Any parent who is better suited to paid work than to full- or part-time childcare should absolutely do that, no questions asked. But yet again on MN, we are seeing a pretty poisonous mess of assumptions about the kind of parent who makes the choice to stay at home.

LittleMyDancing · 05/07/2008 19:44

To be fair, I think there have been assumptions on both sides of the fence, policywonk.

It does come down to individual priorities, situations and beliefs - the bit where it gets nasty is where it is implied that those who choose one way or the other are somehow not doing the best for their children, or are driven solely by materialism, or are freeloading off their partners.

There are rubbish WOHMs just as there are rubbish SAHMs, and good WOHMs and good SAHMs - being one or the other doesn't necessarily mean that your child will be happier or that you're a better parent.

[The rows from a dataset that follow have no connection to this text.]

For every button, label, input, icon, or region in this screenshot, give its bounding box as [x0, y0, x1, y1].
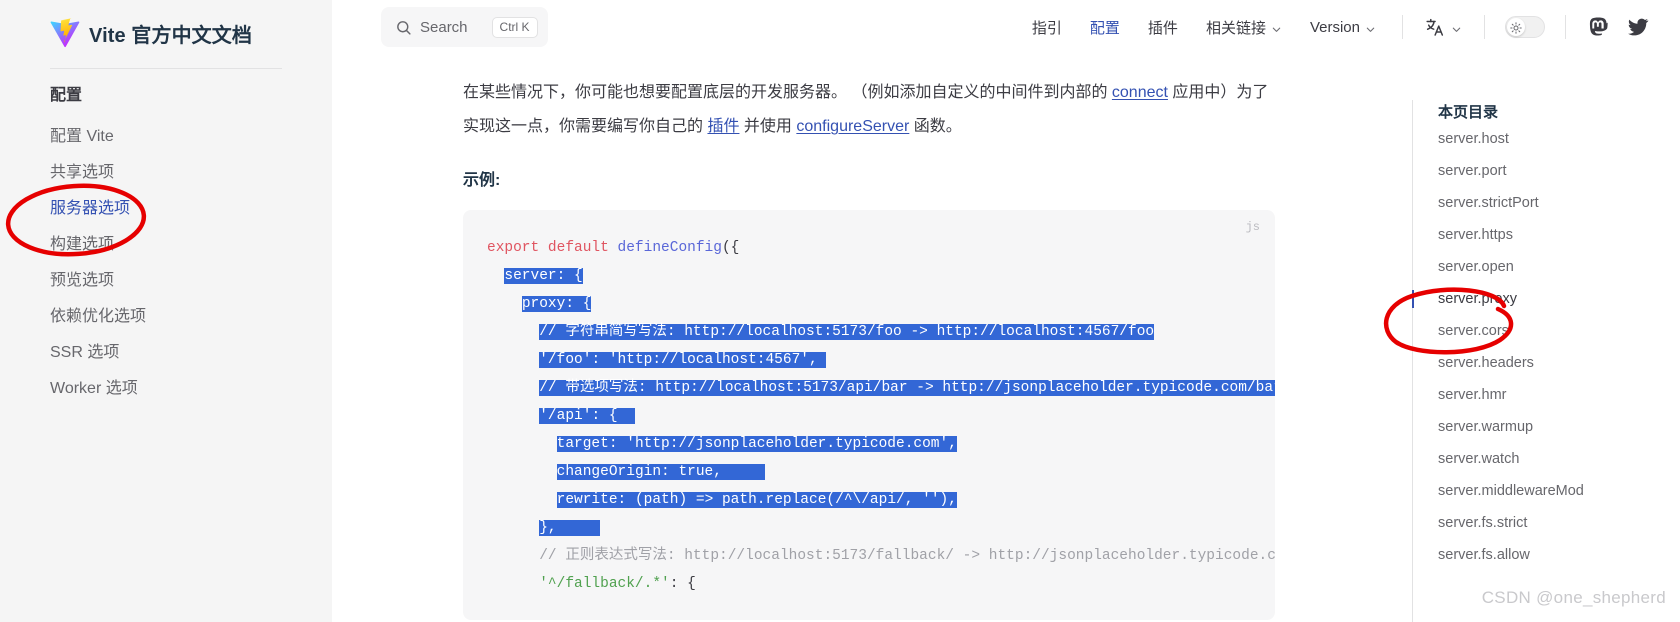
nav-item-plugins[interactable]: 插件	[1134, 17, 1192, 38]
sidebar-item-build-options[interactable]: 构建选项	[50, 227, 332, 263]
sidebar-item-ssr-options[interactable]: SSR 选项	[50, 335, 332, 371]
intro-paragraph: 在某些情况下，你可能也想要配置底层的开发服务器。 （例如添加自定义的中间件到内部…	[463, 76, 1283, 144]
sidebar-item-config-vite[interactable]: 配置 Vite	[50, 119, 332, 155]
nav-item-guide[interactable]: 指引	[1018, 17, 1076, 38]
sidebar-item-shared-options[interactable]: 共享选项	[50, 155, 332, 191]
mastodon-icon[interactable]	[1587, 16, 1609, 38]
toc-item-server-middlewaremode[interactable]: server.middlewareMod	[1438, 475, 1680, 507]
toc-item-server-fs-allow[interactable]: server.fs.allow	[1438, 539, 1680, 571]
toc-item-server-open[interactable]: server.open	[1438, 251, 1680, 283]
toc-item-server-fs-strict[interactable]: server.fs.strict	[1438, 507, 1680, 539]
translate-icon	[1425, 17, 1446, 38]
nav-item-related-links[interactable]: 相关链接	[1192, 17, 1296, 38]
sidebar-nav: 配置 配置 Vite 共享选项 服务器选项 构建选项 预览选项 依赖优化选项 S…	[0, 69, 332, 407]
vite-logo-icon	[50, 17, 80, 48]
page-root: Vite 官方中文文档 配置 配置 Vite 共享选项 服务器选项 构建选项 预…	[0, 0, 1680, 622]
search-button[interactable]: Search Ctrl K	[381, 7, 548, 47]
code-language-label: js	[1245, 220, 1260, 234]
toc-rail	[1412, 100, 1413, 622]
sidebar-group-title: 配置	[50, 87, 83, 104]
sidebar-item-preview-options[interactable]: 预览选项	[50, 263, 332, 299]
nav-divider	[1402, 15, 1403, 39]
chevron-down-icon	[1271, 22, 1282, 33]
toc-item-server-proxy[interactable]: server.proxy	[1412, 283, 1680, 315]
nav-item-related-links-label: 相关链接	[1205, 19, 1266, 37]
toc-item-server-https[interactable]: server.https	[1438, 219, 1680, 251]
nav-item-version-label: Version	[1309, 18, 1360, 36]
sun-icon	[1510, 21, 1522, 34]
brand-title: Vite 官方中文文档	[89, 24, 252, 47]
chevron-down-icon	[1365, 22, 1376, 33]
toc-item-server-strictport[interactable]: server.strictPort	[1438, 187, 1680, 219]
nav-divider	[1484, 15, 1485, 39]
search-label: Search	[420, 18, 468, 36]
code-content[interactable]: export default defineConfig({ server: { …	[463, 234, 1275, 598]
toc-item-server-warmup[interactable]: server.warmup	[1438, 411, 1680, 443]
nav-item-config-label: 配置	[1089, 19, 1120, 37]
theme-toggle-knob	[1507, 18, 1525, 36]
sidebar-item-worker-options[interactable]: Worker 选项	[50, 371, 332, 407]
sidebar: Vite 官方中文文档 配置 配置 Vite 共享选项 服务器选项 构建选项 预…	[0, 0, 332, 622]
sidebar-item-dep-optimization-options[interactable]: 依赖优化选项	[50, 299, 332, 335]
watermark: CSDN @one_shepherd	[1481, 588, 1666, 607]
theme-toggle-switch[interactable]	[1505, 16, 1545, 38]
link-configure-server[interactable]: configureServer	[796, 118, 909, 135]
language-selector[interactable]	[1415, 17, 1472, 38]
nav-item-version[interactable]: Version	[1296, 19, 1390, 36]
toc-item-server-cors[interactable]: server.cors	[1438, 315, 1680, 347]
toc-item-server-port[interactable]: server.port	[1438, 155, 1680, 187]
search-shortcut-kbd: Ctrl K	[491, 16, 538, 38]
toc-item-server-headers[interactable]: server.headers	[1438, 347, 1680, 379]
toc-item-server-hmr[interactable]: server.hmr	[1438, 379, 1680, 411]
link-connect[interactable]: connect	[1112, 84, 1168, 101]
nav-divider	[1565, 15, 1566, 39]
top-nav-right-group: 指引 配置 插件 相关链接 Version	[1018, 0, 1680, 54]
nav-item-guide-label: 指引	[1031, 19, 1062, 37]
paragraph-text-part: 并使用	[739, 118, 797, 135]
nav-item-plugins-label: 插件	[1147, 19, 1178, 37]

A child doesn't have to have you around all the time to be happy - but it does need to have parents who make the effort to be involved and loving towards their children. That's all we're all striving for at the end of the day, and none of us have any right to judge each other's choices, because we don't know their children, their families, their financial situation, or what makes them tick.

Children need to learn that families come in all shapes and sizes, with all the permutations of work/notwork, and that what matters isn't the amount of money involved or how often mum or dad is at home, but how much love and support exists in that family.

The most important thing is that we stop beating ourselves, and each other, up for our choices. We all do our best, and that's the end of it.

So nerrrrr.

KatieDD · 05/07/2008 19:48

She could cut down on the clothes buying habit though, probably needs the 5 bedrooms to house all the crap she buy's.
YANBU, to think it but I've long since learnt to keep my mouth shut, generally people like that don't like hearing home truths about putting keep up the capitalist ideal before the welfare of the latest accessory, sorry the baby.

expatinscotland · 05/07/2008 20:02

'YANBU, to think it but I've long since learnt to keep my mouth shut, generally people like that don't like hearing home truths about putting keep up the capitalist ideal before the welfare of the latest accessory, sorry the baby. '

Just because someone sees life differently from you, has a different perspective or even different goals - there's nothing illegal or even immoral about the goal of making lots of money if you come by it honestly - doesn't mean they're wrong.